“Of course. And anything she might wish in the way of refreshment, would she ring for?” Barbara shook hands with her, in her friendly way; and Mr. Carlyle crossed the room to open the door for her, and bowed her out with a courtly smile.
She went up to her chamber at once. To rest? Well, what think you? She strove to say to her lacerated and remorseful heart that the cross—far heavier though it was proving than anything she had imagined or pictured—was only what she had brought upon herself, and must bear. Very true; but none of us would like such a cross to be upon our shoulders.
“Is she not droll looking?” cried Barbara, when she was alone with Mr. Carlyle. “I can’t think why she wears those blue spectacles; it cannot be for her sight, and they are very disfiguring.”
“She puts me in mind of—of——” began Mr. Carlyle, in a dreamy tone.
“Of whom?”
“Her face, I mean,” he said, still dreaming.
“So little can be seen of it,” resumed Mrs. Carlyle. “Of whom does she put you in mind?”

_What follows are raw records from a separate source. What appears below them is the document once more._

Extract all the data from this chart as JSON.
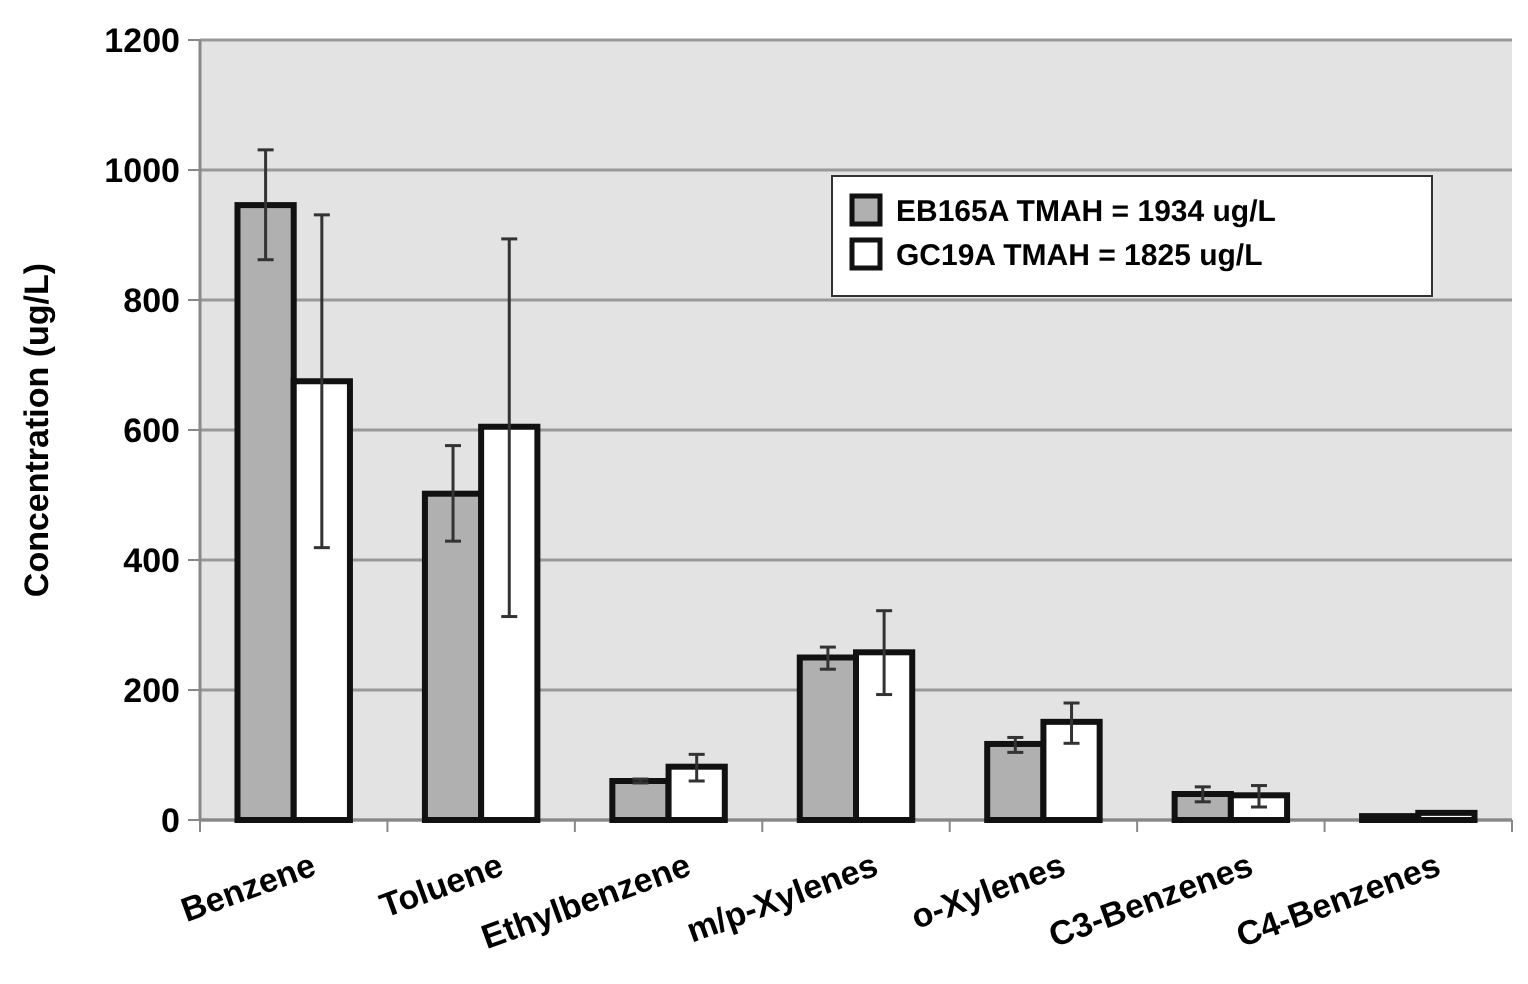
{
  "chart_data": {
    "type": "bar",
    "ylabel": "Concentration (ug/L)",
    "categories": [
      "Benzene",
      "Toluene",
      "Ethylbenzene",
      "m/p-Xylenes",
      "o-Xylenes",
      "C3-Benzenes",
      "C4-Benzenes"
    ],
    "series": [
      {
        "name": "EB165A TMAH = 1934 ug/L",
        "color": "#b0b0b0",
        "values": [
          946,
          502,
          60,
          250,
          117,
          40,
          6
        ],
        "errors": [
          [
            862,
            1031
          ],
          [
            429,
            576
          ],
          [
            57,
            63
          ],
          [
            232,
            266
          ],
          [
            104,
            127
          ],
          [
            28,
            51
          ],
          null
        ]
      },
      {
        "name": "GC19A TMAH = 1825 ug/L",
        "color": "#ffffff",
        "values": [
          675,
          605,
          82,
          258,
          151,
          38,
          11
        ],
        "errors": [
          [
            419,
            931
          ],
          [
            313,
            894
          ],
          [
            60,
            101
          ],
          [
            193,
            322
          ],
          [
            118,
            180
          ],
          [
            20,
            53
          ],
          null
        ]
      }
    ],
    "ylim": [
      0,
      1200
    ],
    "yticks": [
      0,
      200,
      400,
      600,
      800,
      1000,
      1200
    ],
    "grid": "y",
    "legend": "top right"
  }
}
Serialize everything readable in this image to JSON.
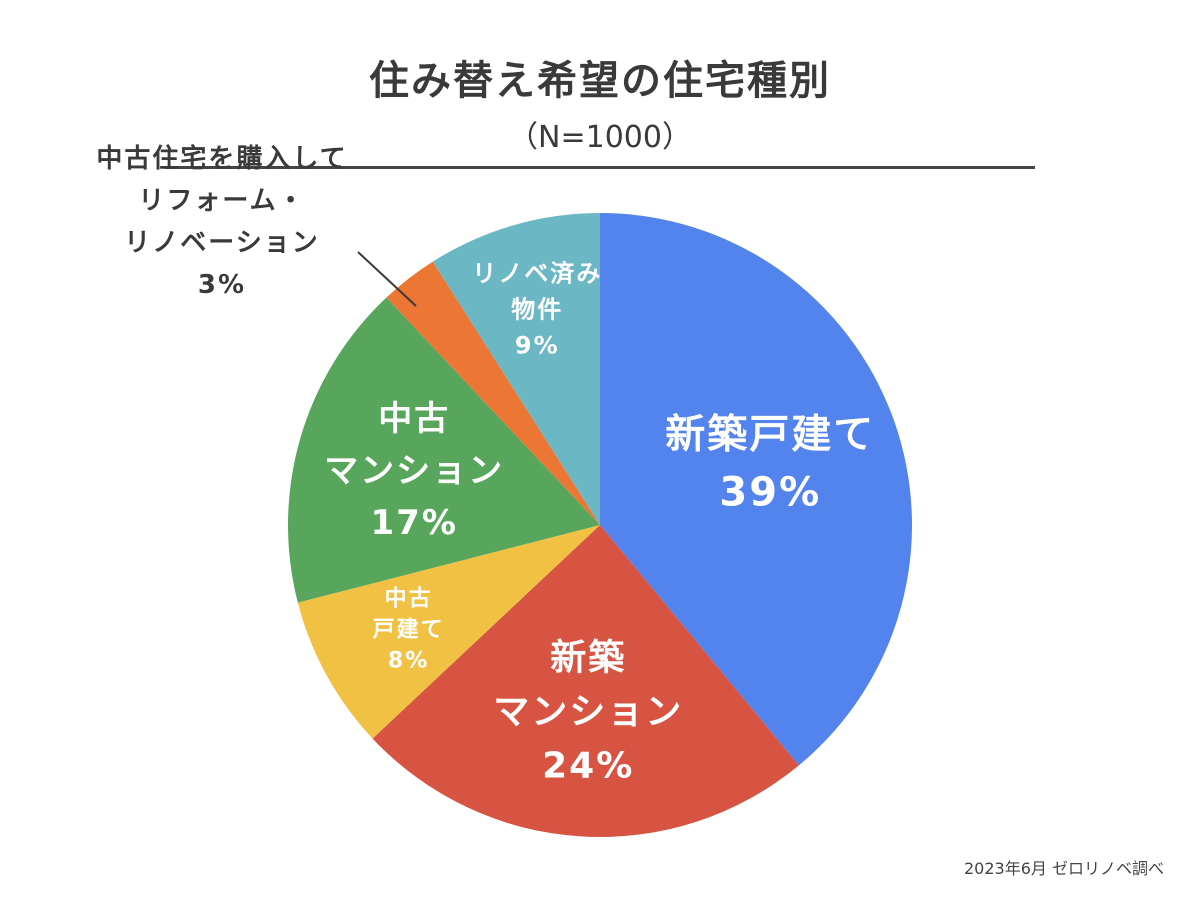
{
  "chart_data": {
    "type": "pie",
    "title": "住み替え希望の住宅種別",
    "subtitle": "（N=1000）",
    "unit": "%",
    "slices": [
      {
        "key": "new-detached",
        "label_lines": [
          "新築戸建て"
        ],
        "value": 39,
        "value_text": "39%",
        "color": "#5383EC"
      },
      {
        "key": "new-condo",
        "label_lines": [
          "新築",
          "マンション"
        ],
        "value": 24,
        "value_text": "24%",
        "color": "#D75442"
      },
      {
        "key": "used-detached",
        "label_lines": [
          "中古",
          "戸建て"
        ],
        "value": 8,
        "value_text": "8%",
        "color": "#F0C143"
      },
      {
        "key": "used-condo",
        "label_lines": [
          "中古",
          "マンション"
        ],
        "value": 17,
        "value_text": "17%",
        "color": "#58A65C"
      },
      {
        "key": "used-renovation",
        "label_lines": [
          "中古住宅を購入して",
          "リフォーム・",
          "リノベーション"
        ],
        "value": 3,
        "value_text": "3%",
        "color": "#EC7633"
      },
      {
        "key": "renovated",
        "label_lines": [
          "リノベ済み",
          "物件"
        ],
        "value": 9,
        "value_text": "9%",
        "color": "#6CB7C4"
      }
    ]
  },
  "footnote": "2023年6月 ゼロリノベ調べ"
}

“I don’t know. Nobody in particular,” returned he, rousing himself. “Let us have tea in, Barbara.”
CHAPTER XXXIV.
THE YEARNING OF A BREAKING HEART.
At her bedroom door, the next morning, stood Lady Isabel, listening whether the coast was clear ere she descended to the gray parlor, for she had a shrinking dread of encountering Mr. Carlyle. When he was glancing narrowly at her face the previous evening she had felt the gaze, and it impressed upon her the dread of his recognition. Not only that; he was the husband of another; therefore it was not expedient that she should see too much of him, for he was far dearer to her than he had ever been.
Almost at the same moment there burst out of a remote room—the nursery—an upright, fair, noble boy, of some five years old, who began careering along on the corridor, astride upon a hearth-broom. She did not need to be told it was her boy, Archibald; his likeness to Mr. Carlyle would have proclaimed it, even if her heart had not. In an impulse of unrestrainable tenderness, she seized the child, as he was galloping past her, and carried him into her room, broom and all.
“You must let me make acquaintance with you,” she said to him by way of excuse. “I love little boys.”
Love! Down she sat upon a low chair, the child held upon her lap, kissing him passionately, and the tears raining from her eyes. She could not have helped the tears had it been to save her life; she could as little have helped the kisses. Lifting her eyes, there stood Wilson, who had entered without ceremony. A sick feeling came over Lady Isabel: she felt as if she had betrayed herself. All that could be done now, was to make the best of it; to offer some lame excuse. What possessed her thus to forget herself?
“He did so put me in remembrance of my own children,” she said to Wilson, gulping down her emotion, and hiding her tears in the best manner she could; whilst the astonished Archibald, released now, stood with his finger in his mouth and stared at her spectacles, his great blue eyes opened to their utmost width. “When we have lost children of our own, we are apt to love fondly all we come near.”